Classifying the simulation complexities of extended Clifford circuits
APA
Koh, D. (2018). Classifying the simulation complexities of extended Clifford circuits. Perimeter Institute. https://pirsa.org/18120019
MLA
Koh, Dax. Classifying the simulation complexities of extended Clifford circuits. Perimeter Institute, Dec. 05, 2018, https://pirsa.org/18120019
BibTex
@misc{ pirsa_PIRSA:18120019, doi = {10.48660/18120019}, url = {https://pirsa.org/18120019}, author = {Koh, Dax}, keywords = {Quantum Information}, language = {en}, title = {Classifying the simulation complexities of extended Clifford circuits}, publisher = {Perimeter Institute}, year = {2018}, month = {dec}, note = {PIRSA:18120019 see, \url{https://pirsa.org}} }
Extended Clifford circuits straddle the boundary between classical and quantum computational power. Whether such circuits are efficiently classically simulable seems to depend delicately on the ingredients of the circuits. While some combinations of ingredients lead to efficiently classically simulable circuits, other combinations, which might just be slightly different, lead to circuits which are likely not. We extend the results of Jozsa and Van den Nest [Quantum Inf. Comput. 14, 633 (2014)] by studying various further extensions of Clifford circuits. First, we consider how the classical simulation complexity changes when we allow for more general measurements. Second, we investigate different notions of what it means to "classically simulate" a quantum circuit. Third, we consider the class of conjugated Clifford circuits, where one conjugates every qubit in a Clifford circuit by the same single-qubit gate.

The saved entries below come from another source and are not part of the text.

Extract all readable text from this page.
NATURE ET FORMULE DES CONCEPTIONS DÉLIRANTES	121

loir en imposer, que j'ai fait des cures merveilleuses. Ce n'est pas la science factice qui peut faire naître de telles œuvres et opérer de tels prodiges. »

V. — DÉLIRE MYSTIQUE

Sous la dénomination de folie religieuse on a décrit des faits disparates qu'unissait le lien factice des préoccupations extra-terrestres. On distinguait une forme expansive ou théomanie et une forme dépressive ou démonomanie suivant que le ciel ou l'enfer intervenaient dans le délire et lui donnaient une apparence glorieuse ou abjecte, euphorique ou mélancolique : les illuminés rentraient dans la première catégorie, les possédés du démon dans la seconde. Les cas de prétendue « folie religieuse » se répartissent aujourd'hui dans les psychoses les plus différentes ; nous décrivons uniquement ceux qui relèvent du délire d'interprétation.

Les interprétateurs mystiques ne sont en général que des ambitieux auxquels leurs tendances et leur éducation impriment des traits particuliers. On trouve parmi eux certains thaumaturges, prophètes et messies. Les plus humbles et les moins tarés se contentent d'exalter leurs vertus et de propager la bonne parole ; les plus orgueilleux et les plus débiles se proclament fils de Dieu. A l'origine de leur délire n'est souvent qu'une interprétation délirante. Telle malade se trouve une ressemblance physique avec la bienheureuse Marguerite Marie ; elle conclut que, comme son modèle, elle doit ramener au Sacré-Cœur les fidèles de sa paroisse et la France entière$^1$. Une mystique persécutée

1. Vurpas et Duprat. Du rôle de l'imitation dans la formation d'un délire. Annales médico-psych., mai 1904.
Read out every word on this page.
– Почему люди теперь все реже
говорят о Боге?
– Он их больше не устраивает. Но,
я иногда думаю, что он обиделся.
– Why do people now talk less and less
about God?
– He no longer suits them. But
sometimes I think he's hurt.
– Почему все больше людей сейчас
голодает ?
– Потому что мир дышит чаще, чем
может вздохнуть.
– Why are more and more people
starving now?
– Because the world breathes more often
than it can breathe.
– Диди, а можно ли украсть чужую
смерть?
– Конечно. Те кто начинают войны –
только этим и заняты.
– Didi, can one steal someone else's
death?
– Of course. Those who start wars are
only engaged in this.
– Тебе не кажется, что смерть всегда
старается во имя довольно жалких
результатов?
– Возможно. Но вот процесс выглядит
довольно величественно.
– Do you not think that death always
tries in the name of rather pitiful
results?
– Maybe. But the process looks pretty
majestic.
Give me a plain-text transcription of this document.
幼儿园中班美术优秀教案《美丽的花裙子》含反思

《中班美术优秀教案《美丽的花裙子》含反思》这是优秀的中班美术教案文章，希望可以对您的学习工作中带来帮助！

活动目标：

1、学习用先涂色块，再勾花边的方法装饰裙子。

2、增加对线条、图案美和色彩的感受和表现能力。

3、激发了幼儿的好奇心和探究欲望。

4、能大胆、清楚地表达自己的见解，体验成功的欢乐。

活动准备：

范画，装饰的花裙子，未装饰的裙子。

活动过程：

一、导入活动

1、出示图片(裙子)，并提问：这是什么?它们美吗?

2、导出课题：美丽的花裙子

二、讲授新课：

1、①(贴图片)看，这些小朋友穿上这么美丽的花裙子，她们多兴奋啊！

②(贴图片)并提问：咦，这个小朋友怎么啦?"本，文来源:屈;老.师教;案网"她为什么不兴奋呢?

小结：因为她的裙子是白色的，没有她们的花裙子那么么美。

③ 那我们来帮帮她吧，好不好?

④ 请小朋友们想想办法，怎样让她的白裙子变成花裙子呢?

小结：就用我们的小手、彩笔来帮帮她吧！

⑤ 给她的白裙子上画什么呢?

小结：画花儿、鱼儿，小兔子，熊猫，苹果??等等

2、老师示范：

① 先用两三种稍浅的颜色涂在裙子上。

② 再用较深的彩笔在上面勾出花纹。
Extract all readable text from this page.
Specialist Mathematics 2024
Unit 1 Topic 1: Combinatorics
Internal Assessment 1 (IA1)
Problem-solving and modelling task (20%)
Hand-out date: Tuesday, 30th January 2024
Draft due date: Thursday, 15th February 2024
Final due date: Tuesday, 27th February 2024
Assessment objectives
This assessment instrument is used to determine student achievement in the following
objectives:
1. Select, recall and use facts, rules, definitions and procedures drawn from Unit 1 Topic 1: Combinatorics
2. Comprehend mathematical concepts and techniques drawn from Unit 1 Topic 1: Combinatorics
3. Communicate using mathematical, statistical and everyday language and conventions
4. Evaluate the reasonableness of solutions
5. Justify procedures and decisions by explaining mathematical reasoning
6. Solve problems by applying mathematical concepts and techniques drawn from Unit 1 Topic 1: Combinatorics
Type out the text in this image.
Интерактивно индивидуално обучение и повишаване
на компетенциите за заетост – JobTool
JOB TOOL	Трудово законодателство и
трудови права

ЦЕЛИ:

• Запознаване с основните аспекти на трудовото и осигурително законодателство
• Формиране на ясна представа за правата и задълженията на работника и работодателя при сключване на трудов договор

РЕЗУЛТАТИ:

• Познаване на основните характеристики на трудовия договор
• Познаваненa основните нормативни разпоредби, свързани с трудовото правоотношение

Our results provide more examples where seemingly modest changes to the ingredients of Clifford circuits lead to "large" changes in the classical simulation complexities of the circuits, and also include new examples of extended Clifford circuits that are potential candidates for "quantum supremacy". Based on Quantum Inf. Comput. 17, 0262 (2017) and proceedings of CCC’18 pp.21:1–21:25 (2018) (joint work with Adam Bouland and Joseph F. Fitzsimons).